Little that was funny happened at the forum either, but something disappointing did. As one reader, Robin Taylor, put it, the Meet the Bee forum in Sacramento last Tuesday was “hijacked.”
The forum was conceived as a town hall-style meeting at which readers had the opportunity to question Bee executives, presumably on a wide range of issues from a cross-section of the readership. But some members of the Sacramento City Teachers Association had other plans.
What was supposed to have been an hour and a half of questions and answers turned into more than an hour of remarks from speaker after speaker, or more accurately, teacher after teacher. Few audience members with different issues to raise got an opportunity to approach the microphone.
Certainly, the teachers, like any other readers, had every right to come out and speak their minds. The forum was an open invitation, and the teachers took the opportunity to make it clear, in no uncertain terms, that they believe The Bee is unfair in its coverage of their union and remiss in digging into what they charge is misconduct and malfeasance among the board members of the Sacramento City Unified School District.
Their somewhat hostile takeover of the forum presented me with a bit of a dilemma. The teachers are readers of The Bee just like anyone else, and that obligates me to look into their concerns. But the fact that they expressed their views by usurping much of the time at the forum that others could have used to raise different issues was troubling – and not just to me.
Taylor, the reader who said the forum had been hijacked, said she believed the teachers’ comments should have been delivered to a public agency like the school board, the City Council or the Board of Supervisors.
“This was not the appropriate forum for that,” said Taylor, a retired teacher. She added that she was disappointed that she did not get a chance to publicly voice her opinion that The Bee’s editorial pages should establish a voice-mail comment line for readers like herself who find it difficult to type, although she said she was able to speak with Executive Editor Rick Rodriguez about it after the forum.
Speaking of the teachers, she added, “I can understand their anger. If my kids were still in school or I were still teaching I guess I would be just as angered. But I just did not understand how they could fault The Sacramento Bee for its coverage.”

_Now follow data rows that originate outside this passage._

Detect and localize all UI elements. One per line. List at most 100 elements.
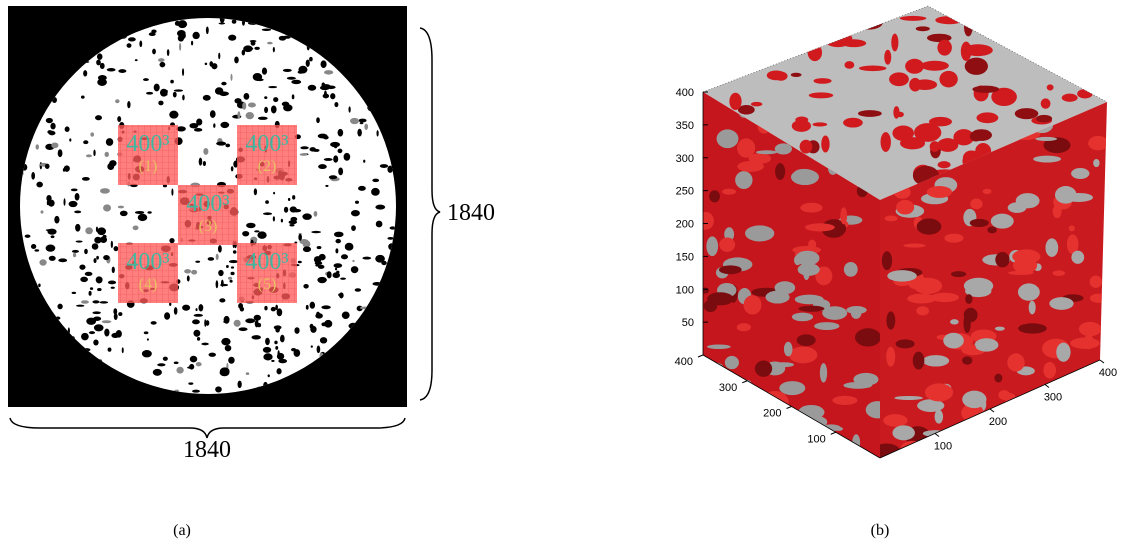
pore [215,280,219,289]
pore [338,167,344,176]
pore [341,311,350,319]
pore [291,208,302,213]
pore [283,206,289,213]
subvolume-grid [237,243,297,303]
blob [813,78,832,84]
blob [724,355,739,370]
blob [764,23,790,31]
blob [1036,114,1053,123]
blob [1015,193,1040,209]
blob [980,6,1000,12]
blob [1008,33,1017,46]
pore [164,93,168,96]
blob [920,60,949,71]
blob [843,117,863,128]
subvolume-grid [178,185,238,245]
blob [808,6,829,16]
pore [245,372,250,376]
pore [273,191,276,195]
blob [703,287,709,294]
pore [350,266,359,274]
pore [79,264,86,270]
pore [121,347,124,354]
blob [962,446,973,458]
blob [982,188,992,195]
pore [359,122,364,125]
z-tick-label: 100 [676,284,694,296]
pore [316,117,320,124]
pore [317,276,327,284]
pore [193,329,201,337]
blob [734,405,753,423]
blob [703,448,723,458]
pore [270,306,276,312]
pore [58,258,68,263]
blob [1089,411,1107,427]
pore [334,101,339,108]
blob [858,65,887,72]
pore [265,200,269,204]
blob [1043,361,1057,379]
pore [300,146,309,150]
pore [162,184,168,188]
pore [159,61,166,68]
pore [275,304,278,311]
blob [737,161,764,172]
blob [804,223,835,232]
blob [750,438,781,455]
pore [253,188,258,196]
left-tick [830,431,836,435]
blob [774,71,788,81]
blob [987,226,997,234]
blob [738,104,755,115]
pore [115,99,120,104]
blob [944,233,964,243]
z-tick-label: 50 [682,317,694,329]
left-tick-label: 400 [675,356,693,368]
pore [234,98,242,104]
pore [173,361,179,365]
pore [173,307,178,315]
right-tick [1044,384,1050,388]
pore [219,283,229,287]
pore [83,140,89,145]
pore [50,235,55,239]
blob [1007,6,1031,11]
blob [705,362,725,375]
pore [141,349,152,358]
blob [970,198,983,210]
blob [1077,50,1085,57]
pore [293,349,301,357]
blob [716,129,739,149]
blob [703,422,714,438]
pore [47,228,57,235]
pore [324,319,333,328]
pore [45,117,53,124]
pore [103,254,110,261]
pore [299,153,308,156]
pore [169,110,179,119]
z-tick-label: 250 [676,186,694,198]
pore [309,147,316,152]
blob [965,294,973,304]
pore [324,70,334,75]
subvolume-grid [118,243,178,303]
z-tick-label: 300 [676,153,694,165]
pore [242,230,250,237]
blob [822,306,848,320]
blob [1052,47,1079,56]
pore [92,300,100,304]
pore [288,220,298,225]
blob [756,150,778,155]
pore [113,246,119,252]
right-tick [934,433,940,437]
pore [237,111,241,119]
pore [233,319,241,327]
pore [272,46,275,53]
pore [237,380,242,389]
pore [268,85,278,89]
pore [231,19,237,24]
blob [964,57,988,75]
pore [251,335,261,340]
pore [375,204,386,210]
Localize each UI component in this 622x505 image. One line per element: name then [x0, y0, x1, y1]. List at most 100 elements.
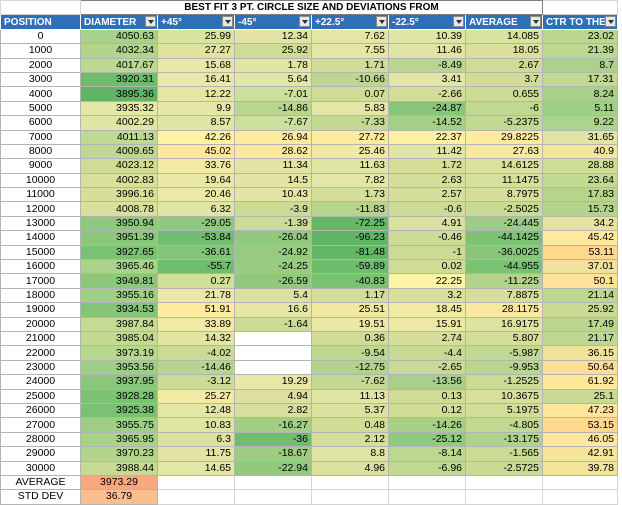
column-header[interactable]: +45°: [157, 14, 235, 30]
value-cell[interactable]: -1.64: [234, 316, 312, 332]
value-cell[interactable]: 40.9: [542, 143, 618, 160]
value-cell[interactable]: 8.7: [542, 57, 618, 73]
value-cell[interactable]: 27.72: [311, 129, 389, 145]
value-cell[interactable]: -36.0025: [465, 244, 543, 261]
empty-cell[interactable]: [157, 474, 235, 491]
position-cell[interactable]: 24000: [0, 374, 81, 390]
value-cell[interactable]: 34.2: [542, 215, 618, 232]
empty-cell[interactable]: [465, 474, 543, 491]
value-cell[interactable]: -25.12: [388, 431, 466, 448]
value-cell[interactable]: -7.01: [234, 86, 312, 102]
value-cell[interactable]: -2.5725: [465, 460, 543, 476]
value-cell[interactable]: 4009.65: [80, 143, 158, 160]
value-cell[interactable]: 4032.34: [80, 43, 158, 59]
value-cell[interactable]: -59.89: [311, 259, 389, 275]
position-cell[interactable]: 27000: [0, 417, 81, 433]
value-cell[interactable]: 11.13: [311, 388, 389, 404]
value-cell[interactable]: 16.9175: [465, 316, 543, 332]
position-cell[interactable]: 2000: [0, 57, 81, 73]
value-cell[interactable]: -18.67: [234, 446, 312, 462]
filter-dropdown-icon[interactable]: [222, 16, 233, 28]
value-cell[interactable]: 1.17: [311, 287, 389, 304]
value-cell[interactable]: 2.82: [234, 402, 312, 419]
value-cell[interactable]: [234, 359, 312, 376]
value-cell[interactable]: 4050.63: [80, 28, 158, 45]
position-cell[interactable]: 28000: [0, 431, 81, 448]
value-cell[interactable]: 10.39: [388, 28, 466, 45]
value-cell[interactable]: -5.2375: [465, 115, 543, 131]
filter-dropdown-icon[interactable]: [530, 16, 541, 28]
position-cell[interactable]: 9000: [0, 158, 81, 174]
value-cell[interactable]: 28.88: [542, 158, 618, 174]
value-cell[interactable]: 0.02: [388, 259, 466, 275]
value-cell[interactable]: 7.62: [311, 28, 389, 45]
filter-dropdown-icon[interactable]: [605, 16, 616, 28]
value-cell[interactable]: 15.73: [542, 201, 618, 217]
value-cell[interactable]: 2.63: [388, 172, 466, 189]
value-cell[interactable]: 5.37: [311, 402, 389, 419]
position-cell[interactable]: 3000: [0, 71, 81, 88]
value-cell[interactable]: 6.3: [157, 431, 235, 448]
value-cell[interactable]: -26.59: [234, 273, 312, 289]
value-cell[interactable]: 15.68: [157, 57, 235, 73]
value-cell[interactable]: 11.46: [388, 43, 466, 59]
value-cell[interactable]: -29.05: [157, 215, 235, 232]
value-cell[interactable]: 3951.39: [80, 230, 158, 246]
value-cell[interactable]: 0.36: [311, 330, 389, 347]
value-cell[interactable]: -1.565: [465, 446, 543, 462]
value-cell[interactable]: 3985.04: [80, 330, 158, 347]
value-cell[interactable]: -3.9: [234, 201, 312, 217]
value-cell[interactable]: 5.1975: [465, 402, 543, 419]
value-cell[interactable]: 21.14: [542, 287, 618, 304]
position-cell[interactable]: 15000: [0, 244, 81, 261]
value-cell[interactable]: 18.05: [465, 43, 543, 59]
value-cell[interactable]: 26.94: [234, 129, 312, 145]
value-cell[interactable]: 10.3675: [465, 388, 543, 404]
value-cell[interactable]: -3.12: [157, 374, 235, 390]
value-cell[interactable]: 8.8: [311, 446, 389, 462]
position-cell[interactable]: 20000: [0, 316, 81, 332]
value-cell[interactable]: 3973.19: [80, 345, 158, 361]
value-cell[interactable]: 25.99: [157, 28, 235, 45]
value-cell[interactable]: 16.6: [234, 302, 312, 318]
value-cell[interactable]: -96.23: [311, 230, 389, 246]
value-cell[interactable]: -22.94: [234, 460, 312, 476]
value-cell[interactable]: 1.71: [311, 57, 389, 73]
value-cell[interactable]: 14.6125: [465, 158, 543, 174]
value-cell[interactable]: 28.1175: [465, 302, 543, 318]
value-cell[interactable]: -24.445: [465, 215, 543, 232]
value-cell[interactable]: 3953.56: [80, 359, 158, 376]
value-cell[interactable]: 25.92: [542, 302, 618, 318]
value-cell[interactable]: 2.74: [388, 330, 466, 347]
value-cell[interactable]: 8.24: [542, 86, 618, 102]
value-cell[interactable]: 3988.44: [80, 460, 158, 476]
column-header[interactable]: -45°: [234, 14, 312, 30]
position-cell[interactable]: 22000: [0, 345, 81, 361]
value-cell[interactable]: -26.04: [234, 230, 312, 246]
value-cell[interactable]: -6.96: [388, 460, 466, 476]
value-cell[interactable]: -9.953: [465, 359, 543, 376]
value-cell[interactable]: 9.9: [157, 100, 235, 117]
value-cell[interactable]: -44.955: [465, 259, 543, 275]
value-cell[interactable]: 4.91: [388, 215, 466, 232]
value-cell[interactable]: -9.54: [311, 345, 389, 361]
value-cell[interactable]: 19.51: [311, 316, 389, 332]
value-cell[interactable]: -0.6: [388, 201, 466, 217]
value-cell[interactable]: 14.32: [157, 330, 235, 347]
value-cell[interactable]: 3955.75: [80, 417, 158, 433]
value-cell[interactable]: 4017.67: [80, 57, 158, 73]
value-cell[interactable]: 45.02: [157, 143, 235, 160]
value-cell[interactable]: 25.92: [234, 43, 312, 59]
value-cell[interactable]: -24.87: [388, 100, 466, 117]
value-cell[interactable]: 5.64: [234, 71, 312, 88]
value-cell[interactable]: -7.62: [311, 374, 389, 390]
value-cell[interactable]: 25.27: [157, 388, 235, 404]
column-header[interactable]: AVERAGE: [465, 14, 543, 30]
value-cell[interactable]: 8.7975: [465, 187, 543, 203]
position-cell[interactable]: 12000: [0, 201, 81, 217]
value-cell[interactable]: 3949.81: [80, 273, 158, 289]
value-cell[interactable]: -4.02: [157, 345, 235, 361]
position-cell[interactable]: 21000: [0, 330, 81, 347]
value-cell[interactable]: 5.11: [542, 100, 618, 117]
value-cell[interactable]: 22.25: [388, 273, 466, 289]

In some ways, I can understand that. No matter what tactics they use to get their point across, the teachers are right when they say The Bee’s education coverage could go deeper. (Let me pause here to remind you, as I stated in my first column, that my wife supervises The Bee’s education writers.)
After the forum ended, one former teacher told me that he believes The Bee’s education coverage often doesn’t go far enough, that it comes up “one step short,” as he put it. After reviewing some recent education articles, I found that he has a valid point.

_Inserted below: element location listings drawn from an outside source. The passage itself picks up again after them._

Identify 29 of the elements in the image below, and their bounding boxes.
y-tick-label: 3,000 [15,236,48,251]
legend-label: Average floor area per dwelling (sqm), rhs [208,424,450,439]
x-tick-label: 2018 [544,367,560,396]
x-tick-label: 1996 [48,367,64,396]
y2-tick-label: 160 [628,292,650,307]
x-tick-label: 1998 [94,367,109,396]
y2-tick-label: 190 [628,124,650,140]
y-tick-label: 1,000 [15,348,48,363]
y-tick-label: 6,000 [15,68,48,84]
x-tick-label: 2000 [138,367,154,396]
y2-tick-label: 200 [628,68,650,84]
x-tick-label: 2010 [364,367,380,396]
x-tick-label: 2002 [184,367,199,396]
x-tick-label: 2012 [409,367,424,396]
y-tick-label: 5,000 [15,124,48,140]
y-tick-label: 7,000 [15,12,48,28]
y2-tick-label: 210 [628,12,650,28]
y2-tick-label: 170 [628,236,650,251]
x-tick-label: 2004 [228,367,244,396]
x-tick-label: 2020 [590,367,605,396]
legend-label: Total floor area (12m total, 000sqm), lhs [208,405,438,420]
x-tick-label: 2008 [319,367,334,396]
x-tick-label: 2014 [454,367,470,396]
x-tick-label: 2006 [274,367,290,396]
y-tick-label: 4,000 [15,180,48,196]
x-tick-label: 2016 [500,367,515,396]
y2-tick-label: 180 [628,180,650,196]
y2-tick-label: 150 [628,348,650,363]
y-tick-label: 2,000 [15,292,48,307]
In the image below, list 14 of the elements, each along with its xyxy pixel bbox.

While he didn’t bring up any specifics, here’s an example: an article last week about the possibility of a teacher’s strike quoted the school district’s chief of staff saying that an impartial panel’s recommendation of 2 percent salary increases retroactive to July 2002 is not feasible because of fiscal restraints. That may be so, but The Bee would have better served its readers by using whole numbers, not percentages, to illustrate the fiscal impact on the district and analyze whether the panel’s recommendation would indeed be financially devastating to the district. Taking the chief of staff’s word for it isn’t enough.
But I find it hard to advocate for readers whose comments descend to demagoguery, like the one teacher who said The Bee fabricates its articles and supports fraud and corruption within the school district. Another described Bee articles with terms like “fairy tales” and “fantasies.”
Peggy Alexander, a teacher at Kennedy High School who did not attend the forum, called to question the effectiveness of some of the union activists’ tactics after she heard accounts of what went on.
“I’m afraid all this negativity weighs on people,” she said.
In my view, the teachers would have been better served had they taken their cue from several advocates for the homeless who showed up to discuss what The Bee could do better. They pointed out that homeless issues often don’t fit neatly into government or media cubbyholes and as a result they get little attention. One sent a follow-up note by e-mail.
“I am an ex-con with over four years clean and sober,” wrote David Husig, a counselor at Sacramento Cottage Housing, Inc., which runs a number of programs for the homeless. “I have been to prison a few times and have turned my life around. I now work as a counselor and have dedicated my life to giving back to the community what was so freely given to me. I don’t see many stories about people like myself who have reached deep down inside themselves and done the right thing. So please let Sacramento know that some of us do succeed.”
Good idea, and one that did not require a show of force.
So after all that, what was the most interesting comment of the night? It was the one from a reader who asked whether he was in the minority in his view that the Classic Peanuts comic strip should be retired. Based on the groans of the audience and a show of hands, he was.